A November 2015 analysis (also from TASC) of the government budget for 2016 tells us who, in both absolute and relative terms, will gain most money from, in particular, reductions in the Universal Social Charge (USC), and – lo and behold – it turns out to be a person earning €70,000 a year.

That person is close to the €75,000 figure that would put them in the top 10 percent of the income distribution, but in Noonan’s Alice-in-Wonderland world, he or she is not at the top at all, but rather in the middle.

More broadly, the TASC report documents how, under this government, inequality has significantly worsened. The total income of all people liable for income tax was €77 billion in 2011 (when this government came to power). In 2016, when its term of office comes to an end, the Revenue Commissioners estimate that it will be €98 billion.

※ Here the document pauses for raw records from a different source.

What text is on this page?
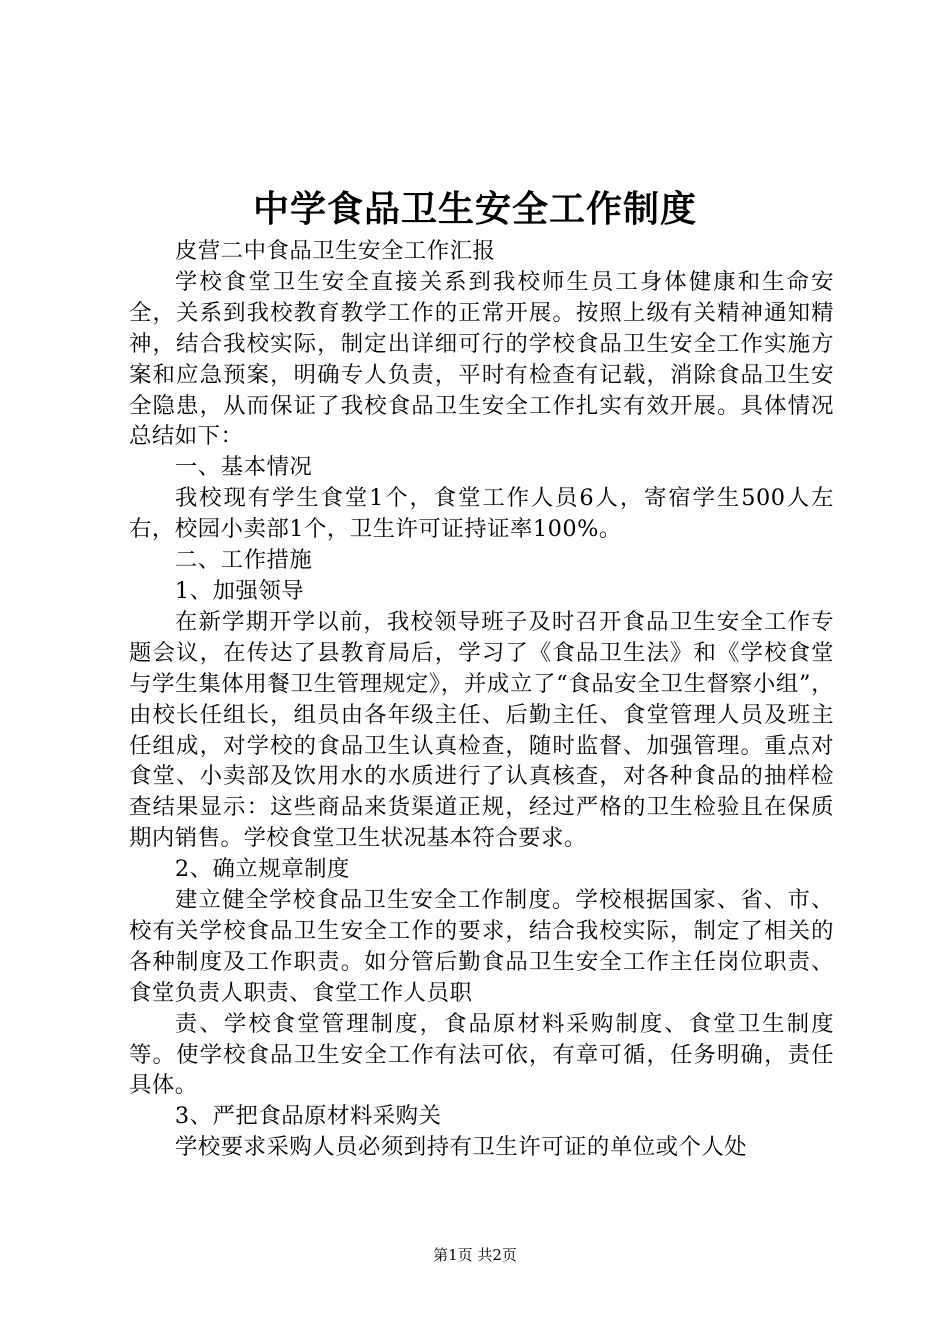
中学食品卫生安全工作制度

皮营二中食品卫生安全工作汇报

学校食堂卫生安全直接关系到我校师生员工身体健康和生命安全，关系到我校教育教学工作的正常开展。按照上级有关精神通知精神，结合我校实际，制定出详细可行的学校食品卫生安全工作实施方案和应急预案，明确专人负责，平时有检查有记载，消除食品卫生安全隐患，从而保证了我校食品卫生安全工作扎实有效开展。具体情况总结如下：

一、基本情况

我校现有学生食堂1个，食堂工作人员6人，寄宿学生500人左右，校园小卖部1个，卫生许可证持证率100%。

二、工作措施

1、加强领导

在新学期开学以前，我校领导班子及时召开食品卫生安全工作专题会议，在传达了县教育局后，学习了《食品卫生法》和《学校食堂与学生集体用餐卫生管理规定》，并成立了“食品安全卫生督察小组”，由校长任组长，组员由各年级主任、后勤主任、食堂管理人员及班主任组成，对学校的食品卫生认真检查，随时监督、加强管理。重点对食堂、小卖部及饮用水的水质进行了认真核查，对各种食品的抽样检查结果显示：这些商品来货渠道正规，经过严格的卫生检验且在保质期内销售。学校食堂卫生状况基本符合要求。

2、确立规章制度

建立健全学校食品卫生安全工作制度。学校根据国家、省、市、校有关学校食品卫生安全工作的要求，结合我校实际，制定了相关的各种制度及工作职责。如分管后勤食品卫生安全工作主任岗位职责、食堂负责人职责、食堂工作人员职

责、学校食堂管理制度，食品原材料采购制度、食堂卫生制度等。使学校食品卫生安全工作有法可依，有章可循，任务明确，责任具体。

3、严把食品原材料采购关

学校要求采购人员必须到持有卫生许可证的单位或个人处

第1页 共2页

Of that €21 billion in additional money, a startling €12 billion (over half) has gone to the top 10 percent of earners. And €14 billion (two-thirds of the increase) has accrued to people earning in excess of €70,000.

The bottom 50 percent? They got just 6 percent of the increase, while the middle 60 percent (the real middle) received less than a third of the extra cash.

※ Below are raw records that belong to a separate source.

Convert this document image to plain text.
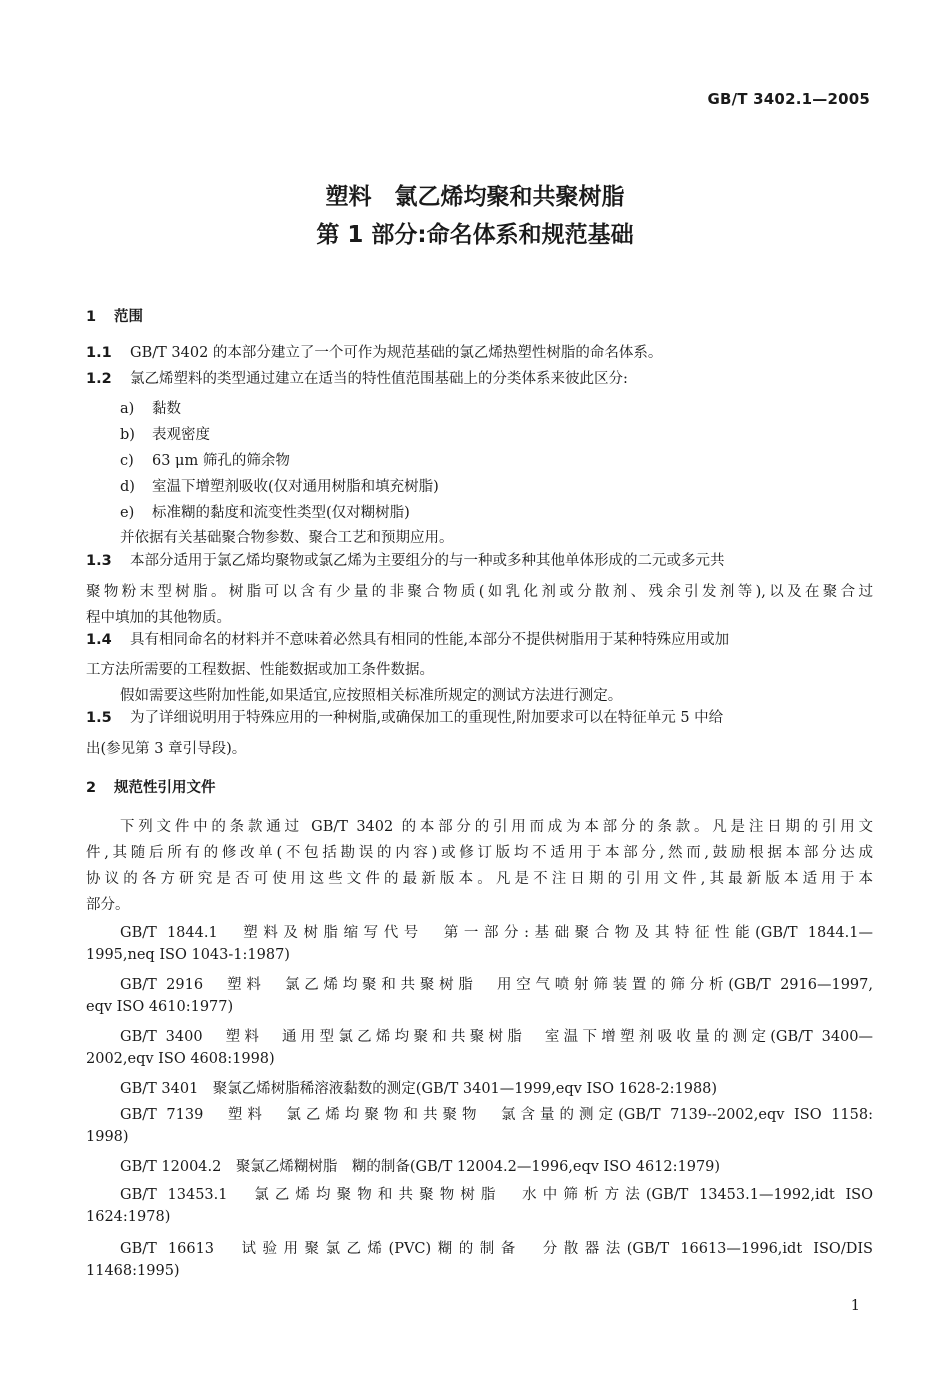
GB/T 3402.1—2005
塑料　氯乙烯均聚和共聚树脂
第 1 部分:命名体系和规范基础
1 范围
1.1 GB/T 3402 的本部分建立了一个可作为规范基础的氯乙烯热塑性树脂的命名体系。
1.2 氯乙烯塑料的类型通过建立在适当的特性值范围基础上的分类体系来彼此区分:
a) 黏数
b) 表观密度
c) 63 μm 筛孔的筛余物
d) 室温下增塑剂吸收(仅对通用树脂和填充树脂)
e) 标准糊的黏度和流变性类型(仅对糊树脂)
并依据有关基础聚合物参数、聚合工艺和预期应用。
1.3 本部分适用于氯乙烯均聚物或氯乙烯为主要组分的与一种或多种其他单体形成的二元或多元共
聚物粉末型树脂。树脂可以含有少量的非聚合物质(如乳化剂或分散剂、残余引发剂等),以及在聚合过
程中填加的其他物质。
1.4 具有相同命名的材料并不意味着必然具有相同的性能,本部分不提供树脂用于某种特殊应用或加
工方法所需要的工程数据、性能数据或加工条件数据。
假如需要这些附加性能,如果适宜,应按照相关标准所规定的测试方法进行测定。
1.5 为了详细说明用于特殊应用的一种树脂,或确保加工的重现性,附加要求可以在特征单元 5 中给
出(参见第 3 章引导段)。
2 规范性引用文件
下列文件中的条款通过 GB/T 3402 的本部分的引用而成为本部分的条款。凡是注日期的引用文
件,其随后所有的修改单(不包括勘误的内容)或修订版均不适用于本部分,然而,鼓励根据本部分达成
协议的各方研究是否可使用这些文件的最新版本。凡是不注日期的引用文件,其最新版本适用于本
部分。
GB/T 1844.1　塑料及树脂缩写代号　第一部分:基础聚合物及其特征性能(GB/T 1844.1—
1995,neq ISO 1043-1:1987)
GB/T 2916　塑料　氯乙烯均聚和共聚树脂　用空气喷射筛装置的筛分析(GB/T 2916—1997,
eqv ISO 4610:1977)
GB/T 3400　塑料　通用型氯乙烯均聚和共聚树脂　室温下增塑剂吸收量的测定(GB/T 3400—
2002,eqv ISO 4608:1998)
GB/T 3401　聚氯乙烯树脂稀溶液黏数的测定(GB/T 3401—1999,eqv ISO 1628-2:1988)
GB/T 7139　塑料　氯乙烯均聚物和共聚物　氯含量的测定(GB/T 7139--2002,eqv ISO 1158:
1998)
GB/T 12004.2　聚氯乙烯糊树脂　糊的制备(GB/T 12004.2—1996,eqv ISO 4612:1979)
GB/T 13453.1　氯乙烯均聚物和共聚物树脂　水中筛析方法(GB/T 13453.1—1992,idt ISO
1624:1978)
GB/T 16613　试验用聚氯乙烯(PVC)糊的制备　分散器法(GB/T 16613—1996,idt ISO/DIS
11468:1995)
1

This government claims to have protected the very poor by maintaining the basic rate of social welfare at 2011 levels – but TASC emphasizes that the value of this has been eroded by inflation and that it is €20 a week below the poverty line. Meanwhile, many specific groups – such as job-seekers aged under 25 – have seen their allowances cut.

The government might also highlight the €0.50 increase in the hourly minimum wage in the 2016 budget, but this still leaves it 25 percent below a real “living wage” and will do little for the 350,000 workers enduring multiple deprivation. (The Taoiseach, by the way, thinks the minimum wage is €35,000 a year when, in fact, it is less than €20,000.)

It is those dependent on various social welfare payments and the “working poor” who have suffered most from austerity. And alongside them are those who rely on community-development programmes, drug-prevention initiatives, family support, youth and other services – all these have been savagely cut in recent years, and Budget 2016 leaves those cuts in place, while reducing both Capital Acquisitions Tax and Capital Gains Tax.

Under the guise of helping the “squeezed middle”, the government is funneling money upwards to the elite while deepening deprivation for those on the bottom rungs of Irish society.

Andy Storey is a lecturer in political economy at University College Dublin and a board member of human rights group Action from Ireland (Afri).